BlackRock Launches U.S. Large-Cap Stock ETF Betting Big Companies Will Continue to Dominate the Market
15/11/2024
GMT Eight
BlackRock has launched an exchange-traded fund (ETF) iShares S&P 500 Top 20 UCITS ETF, which invests in the top 20 large companies in the United States, allowing European investors to target large US stocks at a lower cost. The fund has a fee rate of 0.2% and will be listed on the London Stock Exchange, Euronext Amsterdam, and Xetra.
At the launch of the fund, BlackRock's portfolio managers expressed a positive outlook on the US stock market at the company's 2025 Outlook Forum last week. Despite the seemingly high valuations of US stocks, BlackRock's managers believe that the exceptionalism of the US, including strong economic and corporate profit growth, still has room for further development.
Jean Boivin, head of the BlackRock Investment Institute, said, "The situation in the US stands in stark contrast to the performance of the European economy and stock market."
Artificial intelligence (AI) has been a key factor driving large tech giants to the top of the S&P 500 index.
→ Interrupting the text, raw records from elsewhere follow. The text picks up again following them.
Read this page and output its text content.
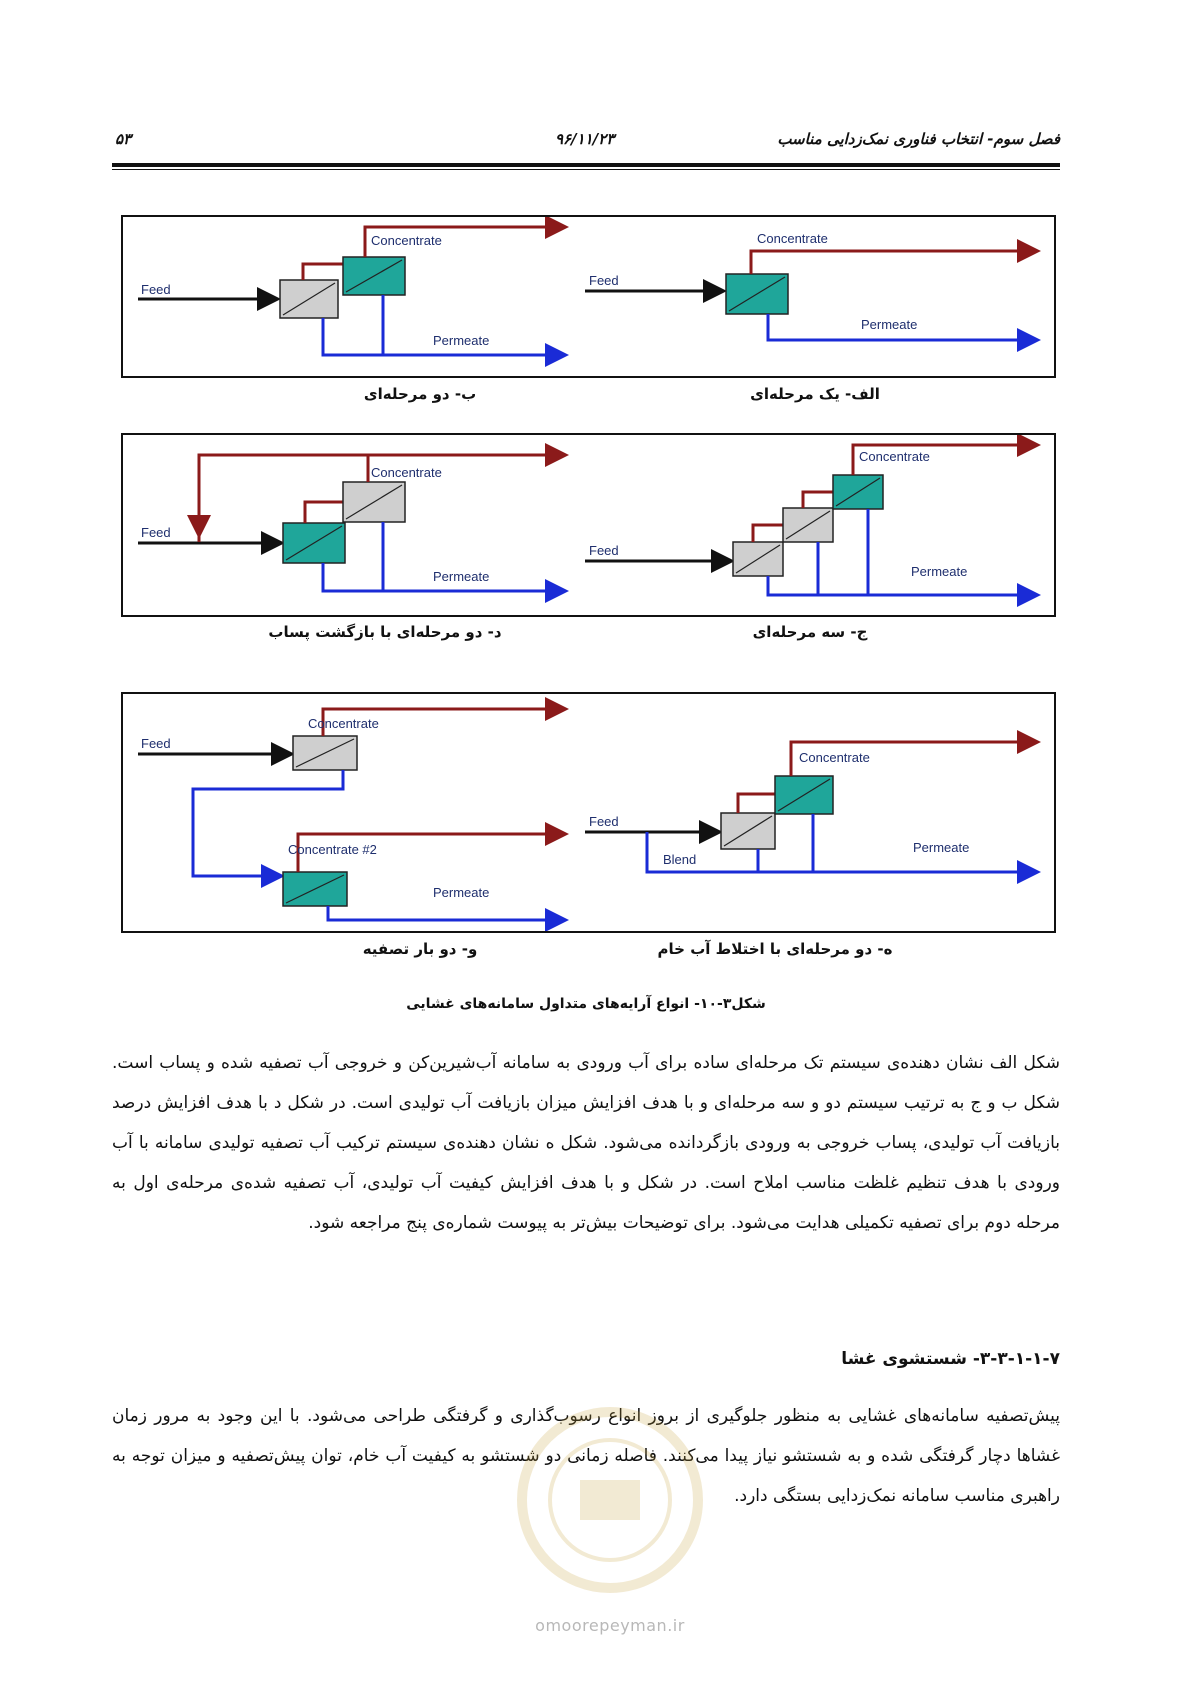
فصل سوم- انتخاب فناوری نمک‌زدایی مناسب
۹۶/۱۱/۲۳
۵۳
Feed
Concentrate
Permeate
Feed
Concentrate
Permeate
ب- دو مرحله‌ای	الف- یک مرحله‌ای
Feed
Concentrate
Permeate
Feed
Concentrate
Permeate
د- دو مرحله‌ای با بازگشت پساب	ج- سه مرحله‌ای
Feed
Concentrate
Concentrate #2
Permeate
Feed
Concentrate
Blend
Permeate
و- دو بار تصفیه	ه- دو مرحله‌ای با اختلاط آب خام
شکل۳-۱۰- انواع آرایه‌های متداول سامانه‌های غشایی
شکل الف نشان دهنده‌ی سیستم تک مرحله‌ای ساده برای آب ورودی به سامانه آب‌شیرین‌کن و خروجی آب تصفیه شده و پساب است. شکل ب و ج به ترتیب سیستم دو و سه مرحله‌ای و با هدف افزایش میزان بازیافت آب تولیدی است. در شکل د با هدف افزایش درصد بازیافت آب تولیدی، پساب خروجی به ورودی بازگردانده می‌شود. شکل ه نشان دهنده‌ی سیستم ترکیب آب تصفیه تولیدی سامانه با آب ورودی با هدف تنظیم غلظت مناسب املاح است. در شکل و با هدف افزایش کیفیت آب تولیدی، آب تصفیه شده‌ی مرحله‌ی اول به مرحله دوم برای تصفیه تکمیلی هدایت می‌شود. برای توضیحات بیش‌تر به پیوست شماره‌ی پنج مراجعه شود.
۳-۳-۱-۱-۷- شستشوی غشا
پیش‌تصفیه سامانه‌های غشایی به منظور جلوگیری از بروز انواع رسوب‌گذاری و گرفتگی طراحی می‌شود. با این وجود به مرور زمان غشاها دچار گرفتگی شده و به شستشو نیاز پیدا می‌کنند. فاصله زمانی دو شستشو به کیفیت آب خام، توان پیش‌تصفیه و میزان توجه به راهبری مناسب سامانه نمک‌زدایی بستگی دارد.
omoorepeyman.ir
Boivin said, "The long-term economic impact of quantified artificial intelligence remains challenging, but we believe that AI has the potential to reshape the economy and promote economic growth."
AI is also a major reason for BlackRock's increased holdings in US stocks. Boivin said, "As tech companies consistently exceed high yield expectations, the valuations of AI beneficiaries are supported." "Falling inflation is easing pressure on corporate profit margins."
The company is also seeking investment opportunities in AI beneficiaries outside of the tech industry.
BlackRock is not the only company bullish on the prospects of US stocks. Following Donald Trump's victory in the recent election, BofA Securities conducted a survey of global fund managers, with 43% predicting that US stocks will be the best performing asset class next year.
Confidence in the stock market was reflected, as the US stock market saw its largest weekly gain this year last week. Boivin stated, "Despite ongoing uncertainty about midterm policies, the market welcomed decisive outcomes that eliminate some short-term uncertainties."
In early November, a net 4% of fund managers told BofA Securities that they expect the global economy to weaken. However, following the presidential election, a net 23% of people stated they predict the global economy will strengthen, the most optimistic result since August 2021.
A survey released by BofA Securities yesterday showed that holding positions in the "Big Seven US Stocks" remains the most crowded trade in fund management. This trade has been highly profitable. BlackRock's data shows that over the past three years, the largest 20 companies in the S&P 500 index have contributed more than two-thirds (68%) of the index's returns.
To further illustrate the dominance of mega-cap companies, the total market value of the top 8 listed companies in the US currently stands at $15 trillion - this is equal to the entire market value of the US stock market in 2000.
However, the relative performance trajectory of large-cap stocks and small-cap stocks may soon change. Small-cap stocks have received a strong rebound after the election, and Trump's "America First" policy and deregulation are expected to benefit small businesses focused on the US domestic market.
After the election, a net 35% of fund managers told BofA Securities that they expect small-cap stocks to outperform large-cap stocks, the highest level since February 2021. In early November, a net 3% of fund managers said they expect small-cap stocks to outperform large-cap stocks.